Why this is a separate question for IFAs and family offices
UK independent financial advisers and family offices share a structural feature that distinguishes them from most commercial AI buyers: most of the data they touch professionally is client-identifiable, fiduciary, or commercially sensitive on a level that goes beyond ordinary business confidentiality.
For an IFA, the working data of the practice is principally client-suitability material: full balance sheets, income statements, tax positions, liability exposure, family circumstances, attitude to risk, and the rationale for every recommendation. This is exactly the data that a sophisticated AI assistant would be most useful for, and it is exactly the data that is hardest to route through a hosted cloud LLM under any DPA.

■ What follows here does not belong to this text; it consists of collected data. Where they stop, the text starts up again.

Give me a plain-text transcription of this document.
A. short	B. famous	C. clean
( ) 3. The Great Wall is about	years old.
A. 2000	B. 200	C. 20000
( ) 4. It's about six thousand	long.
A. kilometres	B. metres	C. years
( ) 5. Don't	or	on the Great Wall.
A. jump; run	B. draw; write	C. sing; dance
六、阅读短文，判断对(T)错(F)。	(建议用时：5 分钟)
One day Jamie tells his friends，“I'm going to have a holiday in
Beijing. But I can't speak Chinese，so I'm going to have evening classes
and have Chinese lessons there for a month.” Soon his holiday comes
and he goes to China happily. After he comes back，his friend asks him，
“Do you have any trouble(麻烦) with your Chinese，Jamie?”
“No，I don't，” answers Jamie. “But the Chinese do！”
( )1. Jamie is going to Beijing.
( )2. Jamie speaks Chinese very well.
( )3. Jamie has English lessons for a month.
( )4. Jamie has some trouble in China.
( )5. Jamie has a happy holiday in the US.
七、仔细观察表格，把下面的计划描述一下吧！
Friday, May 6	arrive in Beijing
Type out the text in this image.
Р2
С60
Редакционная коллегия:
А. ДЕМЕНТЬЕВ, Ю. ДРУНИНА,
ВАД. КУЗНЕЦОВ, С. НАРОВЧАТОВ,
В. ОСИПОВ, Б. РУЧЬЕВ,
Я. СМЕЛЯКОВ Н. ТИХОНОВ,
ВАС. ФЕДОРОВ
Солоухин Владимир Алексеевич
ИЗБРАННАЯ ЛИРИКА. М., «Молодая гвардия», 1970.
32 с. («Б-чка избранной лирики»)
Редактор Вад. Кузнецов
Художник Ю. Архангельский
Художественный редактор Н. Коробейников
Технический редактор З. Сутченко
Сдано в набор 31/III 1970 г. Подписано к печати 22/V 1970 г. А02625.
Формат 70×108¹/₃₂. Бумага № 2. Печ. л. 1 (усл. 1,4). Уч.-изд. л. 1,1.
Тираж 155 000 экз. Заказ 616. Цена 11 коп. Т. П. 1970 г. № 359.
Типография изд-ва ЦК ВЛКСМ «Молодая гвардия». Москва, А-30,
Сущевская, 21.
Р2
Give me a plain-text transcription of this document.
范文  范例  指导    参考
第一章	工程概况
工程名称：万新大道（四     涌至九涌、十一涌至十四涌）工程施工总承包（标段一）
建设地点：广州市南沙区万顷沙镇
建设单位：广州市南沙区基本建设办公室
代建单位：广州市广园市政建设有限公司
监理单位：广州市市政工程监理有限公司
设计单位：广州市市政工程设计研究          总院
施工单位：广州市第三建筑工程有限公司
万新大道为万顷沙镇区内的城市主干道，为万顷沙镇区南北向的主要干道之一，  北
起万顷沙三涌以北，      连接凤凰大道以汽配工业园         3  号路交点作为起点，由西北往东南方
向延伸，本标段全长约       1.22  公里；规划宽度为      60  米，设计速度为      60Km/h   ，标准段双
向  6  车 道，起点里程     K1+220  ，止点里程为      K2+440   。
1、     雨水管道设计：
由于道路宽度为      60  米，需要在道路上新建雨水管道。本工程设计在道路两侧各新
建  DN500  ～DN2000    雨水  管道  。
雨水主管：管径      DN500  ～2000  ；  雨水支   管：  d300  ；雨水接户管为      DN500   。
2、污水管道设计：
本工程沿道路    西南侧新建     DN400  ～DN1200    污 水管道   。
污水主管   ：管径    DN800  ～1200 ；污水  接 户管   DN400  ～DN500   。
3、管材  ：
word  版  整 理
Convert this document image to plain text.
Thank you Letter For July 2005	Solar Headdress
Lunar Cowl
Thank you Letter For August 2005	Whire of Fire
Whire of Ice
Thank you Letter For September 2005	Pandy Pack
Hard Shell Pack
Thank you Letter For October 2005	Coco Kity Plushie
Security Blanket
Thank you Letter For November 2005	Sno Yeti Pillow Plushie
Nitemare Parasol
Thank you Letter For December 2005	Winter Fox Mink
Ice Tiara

For a family office, the working data is even more sensitive: beneficial ownership of trusts and structures, intergenerational wealth distribution, succession planning, philanthropic strategy, counterparty negotiations, and structuring for tax efficiency. The legal regime around this data is dense (UK GDPR, FCA rules where regulated activities are involved, anti-money-laundering registration requirements where applicable), and the commercial regime is dense too. Family offices typically operate under signed undertakings to principals that go significantly beyond the GDPR baseline.
The cloud-AI question for these buyers is not whether the route is technically permissible. It is whether the procurement, regulatory, and client-confidence overhead is high enough that the route stops being commercially worth taking. For a non-trivial share of UK IFAs and family offices, the answer in 2026 is no.
The FCA Consumer Duty overlay
The FCA's Consumer Duty came into force on 31 July 2023 for new and existing products and on 31 July 2024 for closed-book products. Principle 12 requires firms to act to deliver good outcomes for retail customers across four cross-cutting outcomes: products and services, price and value, consumer understanding, and consumer support.
The Consumer Duty does not name AI tooling. The relevance to an AI deployment is in the audit-trail and good-outcomes expectations. Three points come up regularly in practice:
- Documentation of advice rationale. The Consumer Duty raises the bar on the firm's ability to demonstrate that the advice given was suitable, that the value was fair, and that the customer understood. AI-assisted advice generation needs an audit trail that survives a regulator query four years later.
- Vulnerable client handling. The Consumer Duty has explicit expectations around vulnerable customers. AI tools that classify or triage clients need to be defensible against the question of whether the classification might disadvantage a vulnerable client.
- Distribution chain accountability. Where the firm relies on third-party tooling to deliver advice or service, the firm remains accountable for the customer outcomes. This is the same principle as the existing FCA outsourcing rules but with a Consumer Duty overlay.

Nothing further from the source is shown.